Но я воззвал к королю. Я умолял его допустить моего кандидата к
экзаменам. Король соглашался, но комиссия, состоявшая из столь знатных
особ, просила короля избавить ее от унижения экзаменовать сына ткача. Я
знал, что экзаменовать его они все равно не могут, так как сами ничего не
знают, а потому присоединился к их просьбам, и король возложил эту
обязанность на моих профессоров. У меня заранее была приготовлена классная
доска, я велел ее внести, и представление началось. Приятно было слушать,
как бойко мой юноша излагал военную науку, как подробно рассказывал он о
битвах и осадах, о снабжении и переброске войск, о минах и контрминах, о
тактике и стратегии отдельных частей и крупных соединений, о сигнальной
службе, о пехоте, кавалерии, артиллерии, об осадных орудиях, полевых
орудиях, о винтовках, о ружьях крупного и мелкого калибра, о револьверах,
- а эти болваны слушали и не понимали ни одного слова; приятно было
смотреть, как он вычерчивает мелом на доске математические головоломки,
которые поставили бы в тупик и ангелов, как легко и просто рассказывает он
о затмениях, о кометах, о солнцестояниях, о созвездиях, о полуденном
времени, о полночном времени, об обеденном времени, обо всем, что только
есть над облаками и под облаками годного для того, чтобы извести и
замучить врага и заставить его пожалеть, что ему вздумалось напасть на
вас; и когда он, наконец, кончил и, отдав честь по-военному, отошел в
сторону, я с гордостью обнял его, а остальные были потрясены, уничтожены и
смотрели на него, как пьяные. Я решил, что дело в шляпе и большинством
голосов пройдем мы.
Образование - великая вещь! Когда этот самый юноша явился в мою Военную
академию, он был так невежествен, что на мой вопрос: "Как должен поступить
старший офицер, если во время боя под ним убьют лошадь?" - наивно ответил:
- Встать и почиститься.
Следующим вызвали одного из молодых дворян. Я решил сам задавать ему
вопросы. Я спросил:
- Умеете ли вы, ваше сиятельство, читать?
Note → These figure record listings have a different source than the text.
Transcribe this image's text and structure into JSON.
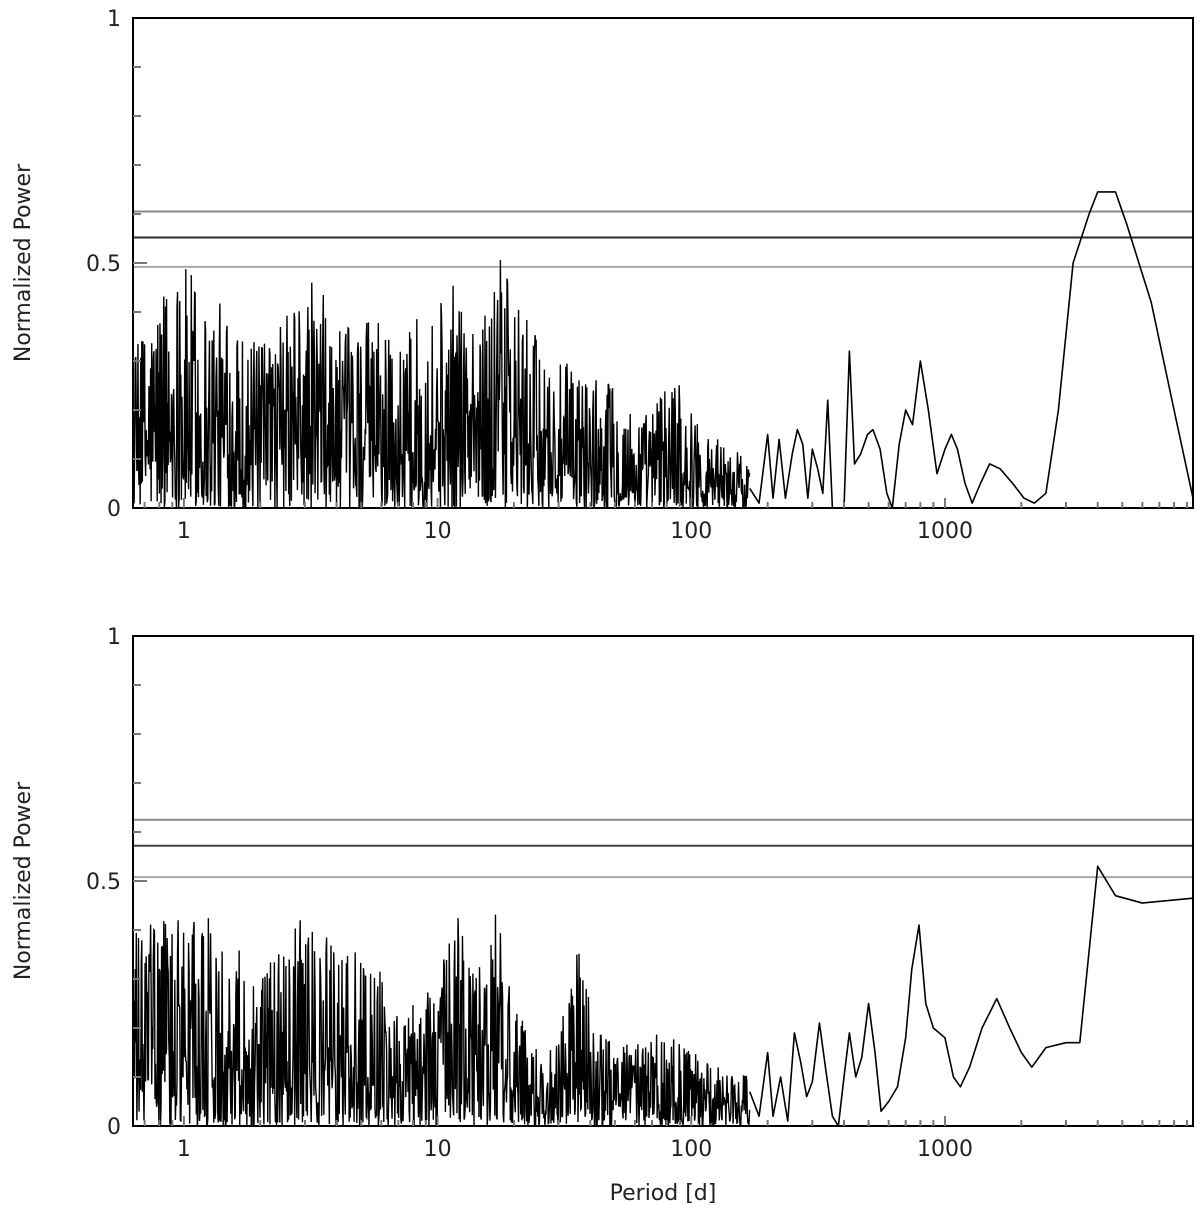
{
  "chart_data": [
    {
      "type": "line",
      "panel": "top",
      "xlabel": "",
      "ylabel": "Normalized Power",
      "x_scale": "log",
      "xlim": [
        0.63,
        9500
      ],
      "ylim": [
        0,
        1
      ],
      "x_ticks": [
        {
          "value": 1,
          "label": "1"
        },
        {
          "value": 10,
          "label": "10"
        },
        {
          "value": 100,
          "label": "100"
        },
        {
          "value": 1000,
          "label": "1000"
        }
      ],
      "y_ticks": [
        {
          "value": 0,
          "label": "0"
        },
        {
          "value": 0.5,
          "label": "0.5"
        },
        {
          "value": 1,
          "label": "1"
        }
      ],
      "thresholds": [
        {
          "y": 0.605,
          "color": "#8a8a8a"
        },
        {
          "y": 0.552,
          "color": "#2b2b2b"
        },
        {
          "y": 0.492,
          "color": "#a8a8a8"
        }
      ],
      "noise_envelope": [
        [
          0.63,
          0.31
        ],
        [
          0.8,
          0.46
        ],
        [
          0.95,
          0.51
        ],
        [
          1.2,
          0.46
        ],
        [
          1.5,
          0.4
        ],
        [
          2,
          0.33
        ],
        [
          3.3,
          0.48
        ],
        [
          4,
          0.36
        ],
        [
          5.5,
          0.4
        ],
        [
          7,
          0.33
        ],
        [
          9,
          0.42
        ],
        [
          12,
          0.46
        ],
        [
          15,
          0.38
        ],
        [
          17,
          0.53
        ],
        [
          20,
          0.44
        ],
        [
          25,
          0.34
        ],
        [
          30,
          0.3
        ],
        [
          40,
          0.28
        ],
        [
          50,
          0.25
        ],
        [
          60,
          0.2
        ],
        [
          70,
          0.2
        ],
        [
          85,
          0.3
        ],
        [
          100,
          0.2
        ],
        [
          120,
          0.15
        ],
        [
          150,
          0.12
        ],
        [
          170,
          0.1
        ]
      ],
      "series": [
        {
          "values": [
            [
              170,
              0.04
            ],
            [
              185,
              0.01
            ],
            [
              200,
              0.15
            ],
            [
              210,
              0.02
            ],
            [
              222,
              0.14
            ],
            [
              235,
              0.02
            ],
            [
              250,
              0.11
            ],
            [
              262,
              0.16
            ],
            [
              275,
              0.13
            ],
            [
              288,
              0.02
            ],
            [
              300,
              0.12
            ],
            [
              315,
              0.08
            ],
            [
              330,
              0.03
            ],
            [
              345,
              0.22
            ],
            [
              360,
              0.0
            ],
            [
              380,
              0.0
            ],
            [
              400,
              0.0
            ],
            [
              420,
              0.32
            ],
            [
              440,
              0.09
            ],
            [
              465,
              0.11
            ],
            [
              495,
              0.15
            ],
            [
              520,
              0.16
            ],
            [
              555,
              0.12
            ],
            [
              590,
              0.03
            ],
            [
              620,
              0.0
            ],
            [
              660,
              0.13
            ],
            [
              700,
              0.2
            ],
            [
              745,
              0.17
            ],
            [
              800,
              0.3
            ],
            [
              860,
              0.2
            ],
            [
              930,
              0.07
            ],
            [
              1000,
              0.12
            ],
            [
              1060,
              0.15
            ],
            [
              1120,
              0.12
            ],
            [
              1200,
              0.05
            ],
            [
              1280,
              0.01
            ],
            [
              1380,
              0.05
            ],
            [
              1500,
              0.09
            ],
            [
              1650,
              0.08
            ],
            [
              1850,
              0.05
            ],
            [
              2050,
              0.02
            ],
            [
              2250,
              0.01
            ],
            [
              2500,
              0.03
            ],
            [
              2800,
              0.2
            ],
            [
              3200,
              0.5
            ],
            [
              3700,
              0.6
            ],
            [
              4000,
              0.645
            ],
            [
              4700,
              0.645
            ],
            [
              5200,
              0.58
            ],
            [
              6500,
              0.42
            ],
            [
              8000,
              0.2
            ],
            [
              9500,
              0.02
            ]
          ]
        }
      ]
    },
    {
      "type": "line",
      "panel": "bottom",
      "xlabel": "Period [d]",
      "ylabel": "Normalized Power",
      "x_scale": "log",
      "xlim": [
        0.63,
        9500
      ],
      "ylim": [
        0,
        1
      ],
      "x_ticks": [
        {
          "value": 1,
          "label": "1"
        },
        {
          "value": 10,
          "label": "10"
        },
        {
          "value": 100,
          "label": "100"
        },
        {
          "value": 1000,
          "label": "1000"
        }
      ],
      "y_ticks": [
        {
          "value": 0,
          "label": "0"
        },
        {
          "value": 0.5,
          "label": "0.5"
        },
        {
          "value": 1,
          "label": "1"
        }
      ],
      "thresholds": [
        {
          "y": 0.625,
          "color": "#8a8a8a"
        },
        {
          "y": 0.572,
          "color": "#444444"
        },
        {
          "y": 0.508,
          "color": "#a8a8a8"
        }
      ],
      "noise_envelope": [
        [
          0.63,
          0.4
        ],
        [
          0.8,
          0.42
        ],
        [
          1,
          0.44
        ],
        [
          1.3,
          0.43
        ],
        [
          1.6,
          0.38
        ],
        [
          2,
          0.32
        ],
        [
          2.6,
          0.38
        ],
        [
          3,
          0.44
        ],
        [
          3.5,
          0.4
        ],
        [
          4.5,
          0.36
        ],
        [
          5.5,
          0.35
        ],
        [
          6.5,
          0.3
        ],
        [
          8,
          0.25
        ],
        [
          10,
          0.3
        ],
        [
          12,
          0.44
        ],
        [
          14,
          0.3
        ],
        [
          17,
          0.44
        ],
        [
          20,
          0.25
        ],
        [
          25,
          0.15
        ],
        [
          30,
          0.18
        ],
        [
          35,
          0.38
        ],
        [
          40,
          0.26
        ],
        [
          50,
          0.15
        ],
        [
          60,
          0.18
        ],
        [
          70,
          0.2
        ],
        [
          85,
          0.18
        ],
        [
          100,
          0.16
        ],
        [
          120,
          0.12
        ],
        [
          150,
          0.12
        ],
        [
          170,
          0.1
        ]
      ],
      "series": [
        {
          "values": [
            [
              170,
              0.07
            ],
            [
              185,
              0.02
            ],
            [
              200,
              0.15
            ],
            [
              210,
              0.02
            ],
            [
              225,
              0.1
            ],
            [
              240,
              0.01
            ],
            [
              255,
              0.19
            ],
            [
              270,
              0.13
            ],
            [
              285,
              0.06
            ],
            [
              300,
              0.09
            ],
            [
              320,
              0.21
            ],
            [
              340,
              0.11
            ],
            [
              360,
              0.02
            ],
            [
              380,
              0.0
            ],
            [
              400,
              0.1
            ],
            [
              420,
              0.19
            ],
            [
              445,
              0.1
            ],
            [
              470,
              0.14
            ],
            [
              500,
              0.25
            ],
            [
              530,
              0.15
            ],
            [
              560,
              0.03
            ],
            [
              600,
              0.05
            ],
            [
              650,
              0.08
            ],
            [
              700,
              0.18
            ],
            [
              740,
              0.32
            ],
            [
              790,
              0.41
            ],
            [
              840,
              0.25
            ],
            [
              900,
              0.2
            ],
            [
              1000,
              0.18
            ],
            [
              1080,
              0.1
            ],
            [
              1150,
              0.08
            ],
            [
              1250,
              0.12
            ],
            [
              1400,
              0.2
            ],
            [
              1600,
              0.26
            ],
            [
              1800,
              0.2
            ],
            [
              2000,
              0.15
            ],
            [
              2200,
              0.12
            ],
            [
              2500,
              0.16
            ],
            [
              3000,
              0.17
            ],
            [
              3400,
              0.17
            ],
            [
              4000,
              0.53
            ],
            [
              4700,
              0.47
            ],
            [
              6000,
              0.455
            ],
            [
              9500,
              0.465
            ]
          ]
        }
      ]
    }
  ]
}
Он весь вспыхнул от негодования и гневно выпалил:
- Вы принимаете меня за псаломщика? Кровь, текущая в моих жилах, не
потерпит...
- Отвечайте на вопрос!
Он подавил свой гнев и ответил:
- Нет.
- А писать вы умеете?
Он опять собирался обидеться, но я сказал:
- Прошу отвечать только на вопросы и не говорить ничего лишнего. Вы
здесь не для того, чтобы хвастать своею кровью и своим происхождением,
этого вам здесь не позволят. Умеете вы писать?
- Нет.
- А таблицу умножения знаете?
- Не понимаю, о чем вы спрашиваете.
- Сколько будет девятью шесть?
- Это тайна, которая сокрыта от меня, ибо еще ни разу в моей жизни не
было у меня нужды познать ее, и, не имея надобности познать ее, я ее не
познал!
- Если А уступил В бочонок луку ценою по два пенса за бушель в обмен на
овцу ценою в четыре пенса и собаку ценою в один пенни, а С убил собаку,
прежде чем она была доставлена покупателю, ибо она укусила его, приняв за
Д, какую сумму В должен А? и кто обязан оплатить стоимость собаки - С или
Д? и кому должны достаться эти деньги? и если деньги эти должны достаться
А, то должен ли он удовольствоваться одним пенни, составляющим стоимость
собаки, или имеет право потребовать дополнительного возмещения за тот
доход, который могла бы принести ему собака, став его собственностью?